Monday, 15 June 2026

ROY HATTERSLEY (1932 - 2026): AN OBITUARY

Roy Hattersley, that indomitable pillar of the Labour Party who spent decades polishing his credentials as the thinking man’s Yorkshireman, finally shuffled off this mortal coil at the age of 93, proving that even the most durable political lard can eventually melt. Born in Sheffield in 1932 into the sort of solid Labour household that regarded socialism as both birthright and hobby, young Roy ascended the greasy pole with the unhurried certainty of a man who had already composed his own footnotes. 

As MP for Birmingham Sparkbrook for more than three decades, Shadow Cabinet stalwart, and Deputy Leader under Neil Kinnock from 1983 to 1992, Hattersley embodied the respectable face of the soft left—or was it the hard centre? Even he seemed occasionally unsure. He railed against Militant with the righteous fury of a man who knew a good purge when he saw one, yet retained enough old-fashioned eloquence to make one wonder whether he secretly preferred the sound of his own voice to the prospect of electoral victory. In the great struggle to make Labour electable, he played the reliable second fiddle, sawing away gamely while the orchestra tuned up for Tony Blair’s more ambitious concerto. 

Television, that merciless leveller, granted him two immortal cameos. On Spitting Image, his puppet became a glorious fountain of expectoration, lisping and spraying with every sibilant in a performance so vivid that Hattersley himself graciously conceded it put the 'spit' into the programme. One almost felt the latex version had more expressive range. Then came the sublime Have I Got News for You moment in 1993 when, having cancelled for the third time, he was replaced by a tub of lard credited as The Rt Hon. Tubson of Lardon MP. It was, the producers noted with forensic deadpan, “liable to give much the same performance and imbued with many of the same qualities.” The lard, along with Paul Merton, won. Politics rarely produces so perfect an epitaph. 

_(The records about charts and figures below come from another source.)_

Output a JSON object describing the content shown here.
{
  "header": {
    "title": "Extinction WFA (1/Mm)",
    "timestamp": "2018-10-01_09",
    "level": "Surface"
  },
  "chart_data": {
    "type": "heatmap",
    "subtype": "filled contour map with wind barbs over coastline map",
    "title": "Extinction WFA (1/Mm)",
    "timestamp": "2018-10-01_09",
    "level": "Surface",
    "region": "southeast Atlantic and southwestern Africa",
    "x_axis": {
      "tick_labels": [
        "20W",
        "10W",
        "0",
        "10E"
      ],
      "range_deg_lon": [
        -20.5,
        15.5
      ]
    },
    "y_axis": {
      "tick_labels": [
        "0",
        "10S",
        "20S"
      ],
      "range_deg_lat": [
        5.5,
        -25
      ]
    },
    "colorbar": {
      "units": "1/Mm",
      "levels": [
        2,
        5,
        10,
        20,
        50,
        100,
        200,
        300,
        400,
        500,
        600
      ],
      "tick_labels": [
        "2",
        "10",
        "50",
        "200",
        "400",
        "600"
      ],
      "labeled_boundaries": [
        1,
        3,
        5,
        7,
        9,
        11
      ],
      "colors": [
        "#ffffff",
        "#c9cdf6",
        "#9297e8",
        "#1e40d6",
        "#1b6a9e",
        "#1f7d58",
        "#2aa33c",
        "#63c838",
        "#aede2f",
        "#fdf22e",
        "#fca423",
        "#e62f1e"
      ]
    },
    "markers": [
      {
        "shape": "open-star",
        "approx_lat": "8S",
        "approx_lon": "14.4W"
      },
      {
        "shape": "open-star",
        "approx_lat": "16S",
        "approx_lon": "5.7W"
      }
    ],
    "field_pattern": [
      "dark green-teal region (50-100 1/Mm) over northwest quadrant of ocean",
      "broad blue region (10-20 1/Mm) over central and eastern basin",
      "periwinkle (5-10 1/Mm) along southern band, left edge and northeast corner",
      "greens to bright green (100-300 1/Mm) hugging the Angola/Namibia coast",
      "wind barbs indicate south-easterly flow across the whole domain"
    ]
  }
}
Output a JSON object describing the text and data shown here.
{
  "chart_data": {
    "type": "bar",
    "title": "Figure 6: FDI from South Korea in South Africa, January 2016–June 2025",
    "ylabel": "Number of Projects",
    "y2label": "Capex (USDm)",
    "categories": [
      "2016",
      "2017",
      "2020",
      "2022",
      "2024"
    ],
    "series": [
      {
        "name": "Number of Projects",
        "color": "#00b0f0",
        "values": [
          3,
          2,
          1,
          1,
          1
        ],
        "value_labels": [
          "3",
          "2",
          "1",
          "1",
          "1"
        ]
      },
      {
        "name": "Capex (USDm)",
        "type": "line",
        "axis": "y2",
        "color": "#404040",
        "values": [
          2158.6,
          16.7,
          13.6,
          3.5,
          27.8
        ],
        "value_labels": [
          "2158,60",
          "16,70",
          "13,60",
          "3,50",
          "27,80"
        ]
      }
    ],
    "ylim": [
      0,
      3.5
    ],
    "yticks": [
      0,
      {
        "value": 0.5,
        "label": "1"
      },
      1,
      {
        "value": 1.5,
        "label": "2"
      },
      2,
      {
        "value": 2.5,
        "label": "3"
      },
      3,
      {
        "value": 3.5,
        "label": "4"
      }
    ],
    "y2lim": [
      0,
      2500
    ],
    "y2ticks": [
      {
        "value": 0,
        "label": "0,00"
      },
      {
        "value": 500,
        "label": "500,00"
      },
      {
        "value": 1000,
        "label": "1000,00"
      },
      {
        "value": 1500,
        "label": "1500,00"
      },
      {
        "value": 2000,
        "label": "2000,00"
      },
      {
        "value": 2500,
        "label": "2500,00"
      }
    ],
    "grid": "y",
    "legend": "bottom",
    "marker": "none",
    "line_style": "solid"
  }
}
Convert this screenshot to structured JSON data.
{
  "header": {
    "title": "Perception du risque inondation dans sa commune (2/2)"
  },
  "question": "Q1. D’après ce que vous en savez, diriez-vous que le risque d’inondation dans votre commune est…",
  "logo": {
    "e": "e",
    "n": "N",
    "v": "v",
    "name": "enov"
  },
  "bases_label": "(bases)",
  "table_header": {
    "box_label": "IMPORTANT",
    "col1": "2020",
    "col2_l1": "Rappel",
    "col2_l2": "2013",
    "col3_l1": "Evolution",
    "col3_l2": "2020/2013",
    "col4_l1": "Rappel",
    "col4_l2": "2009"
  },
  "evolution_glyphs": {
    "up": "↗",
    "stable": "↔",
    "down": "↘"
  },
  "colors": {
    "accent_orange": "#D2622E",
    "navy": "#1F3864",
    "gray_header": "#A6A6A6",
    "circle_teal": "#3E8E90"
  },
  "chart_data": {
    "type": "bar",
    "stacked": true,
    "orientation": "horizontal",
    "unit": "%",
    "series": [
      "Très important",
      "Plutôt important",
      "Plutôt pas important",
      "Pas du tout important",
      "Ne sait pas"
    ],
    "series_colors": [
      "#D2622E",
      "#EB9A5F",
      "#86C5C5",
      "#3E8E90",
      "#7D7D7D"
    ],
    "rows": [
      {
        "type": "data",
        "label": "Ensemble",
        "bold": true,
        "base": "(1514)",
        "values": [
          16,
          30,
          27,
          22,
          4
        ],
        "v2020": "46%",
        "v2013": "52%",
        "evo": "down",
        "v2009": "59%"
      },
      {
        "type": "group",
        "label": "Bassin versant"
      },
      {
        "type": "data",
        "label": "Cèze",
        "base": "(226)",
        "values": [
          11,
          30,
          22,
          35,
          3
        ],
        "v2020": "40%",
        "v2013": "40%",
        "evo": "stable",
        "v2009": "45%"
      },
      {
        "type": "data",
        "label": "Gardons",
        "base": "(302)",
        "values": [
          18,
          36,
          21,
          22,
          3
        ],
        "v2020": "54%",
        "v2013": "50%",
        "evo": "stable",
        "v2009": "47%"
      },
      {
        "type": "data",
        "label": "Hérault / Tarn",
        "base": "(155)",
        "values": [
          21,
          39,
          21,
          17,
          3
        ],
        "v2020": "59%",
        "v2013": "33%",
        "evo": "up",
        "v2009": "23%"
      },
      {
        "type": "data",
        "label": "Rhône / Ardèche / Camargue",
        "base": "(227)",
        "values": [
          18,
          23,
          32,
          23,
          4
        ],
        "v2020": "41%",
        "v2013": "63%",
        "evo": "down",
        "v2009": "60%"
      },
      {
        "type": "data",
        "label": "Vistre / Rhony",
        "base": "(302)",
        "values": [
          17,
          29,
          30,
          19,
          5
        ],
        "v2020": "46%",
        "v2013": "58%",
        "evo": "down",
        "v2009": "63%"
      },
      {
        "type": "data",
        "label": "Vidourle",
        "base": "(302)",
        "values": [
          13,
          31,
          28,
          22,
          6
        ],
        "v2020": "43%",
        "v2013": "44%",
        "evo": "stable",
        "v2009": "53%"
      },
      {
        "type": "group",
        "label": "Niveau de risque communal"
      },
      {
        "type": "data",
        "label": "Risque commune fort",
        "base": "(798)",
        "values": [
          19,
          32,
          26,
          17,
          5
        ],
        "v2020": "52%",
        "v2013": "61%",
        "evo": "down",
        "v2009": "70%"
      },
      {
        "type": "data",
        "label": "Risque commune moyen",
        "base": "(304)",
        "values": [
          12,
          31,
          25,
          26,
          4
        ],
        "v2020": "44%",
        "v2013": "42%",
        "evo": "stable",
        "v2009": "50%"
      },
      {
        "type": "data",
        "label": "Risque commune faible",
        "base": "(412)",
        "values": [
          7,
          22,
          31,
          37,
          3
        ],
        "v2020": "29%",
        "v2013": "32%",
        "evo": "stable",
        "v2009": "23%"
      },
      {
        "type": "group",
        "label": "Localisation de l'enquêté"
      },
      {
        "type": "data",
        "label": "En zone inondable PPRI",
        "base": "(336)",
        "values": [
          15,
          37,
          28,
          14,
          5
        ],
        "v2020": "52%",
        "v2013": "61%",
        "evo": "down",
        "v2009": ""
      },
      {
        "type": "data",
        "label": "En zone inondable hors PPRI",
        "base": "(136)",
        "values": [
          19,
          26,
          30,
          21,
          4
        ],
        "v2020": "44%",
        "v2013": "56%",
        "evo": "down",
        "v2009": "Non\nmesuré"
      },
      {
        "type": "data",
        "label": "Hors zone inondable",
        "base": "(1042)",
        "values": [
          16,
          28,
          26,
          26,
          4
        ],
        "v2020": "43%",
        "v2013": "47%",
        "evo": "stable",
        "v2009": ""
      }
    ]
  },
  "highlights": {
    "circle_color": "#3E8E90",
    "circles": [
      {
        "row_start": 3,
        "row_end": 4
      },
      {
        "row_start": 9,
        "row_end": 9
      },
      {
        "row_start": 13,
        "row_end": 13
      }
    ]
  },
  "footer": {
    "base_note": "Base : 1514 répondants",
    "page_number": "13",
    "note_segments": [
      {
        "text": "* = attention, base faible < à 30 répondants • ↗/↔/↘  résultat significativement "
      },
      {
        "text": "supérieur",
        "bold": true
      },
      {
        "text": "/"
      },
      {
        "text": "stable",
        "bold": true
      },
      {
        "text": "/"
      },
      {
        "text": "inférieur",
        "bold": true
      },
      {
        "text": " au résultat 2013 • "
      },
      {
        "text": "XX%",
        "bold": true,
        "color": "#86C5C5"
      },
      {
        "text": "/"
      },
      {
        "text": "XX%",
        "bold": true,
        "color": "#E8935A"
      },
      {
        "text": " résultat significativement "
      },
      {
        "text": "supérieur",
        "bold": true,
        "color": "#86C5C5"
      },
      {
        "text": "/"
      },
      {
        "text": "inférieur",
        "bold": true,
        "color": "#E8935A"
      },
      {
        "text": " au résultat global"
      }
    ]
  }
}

Away from the Commons he churned out more than twenty books—biographies, histories, memoirs—like a one-man municipal library with opinions. A journalist, broadcaster, and Sheffield Wednesday loyalist to the end, he combined pomposity and self-deprecation in proportions that kept him just the right side of insufferable. In an age of slick soundbites, Hattersley remained defiantly prolix, a reminder that politics once rewarded men who could talk at length without quite saying very much. He is survived by his second wife and a legacy that, like the famous tub, sits there solidly: substantial, slightly ridiculous, and oddly impossible to ignore.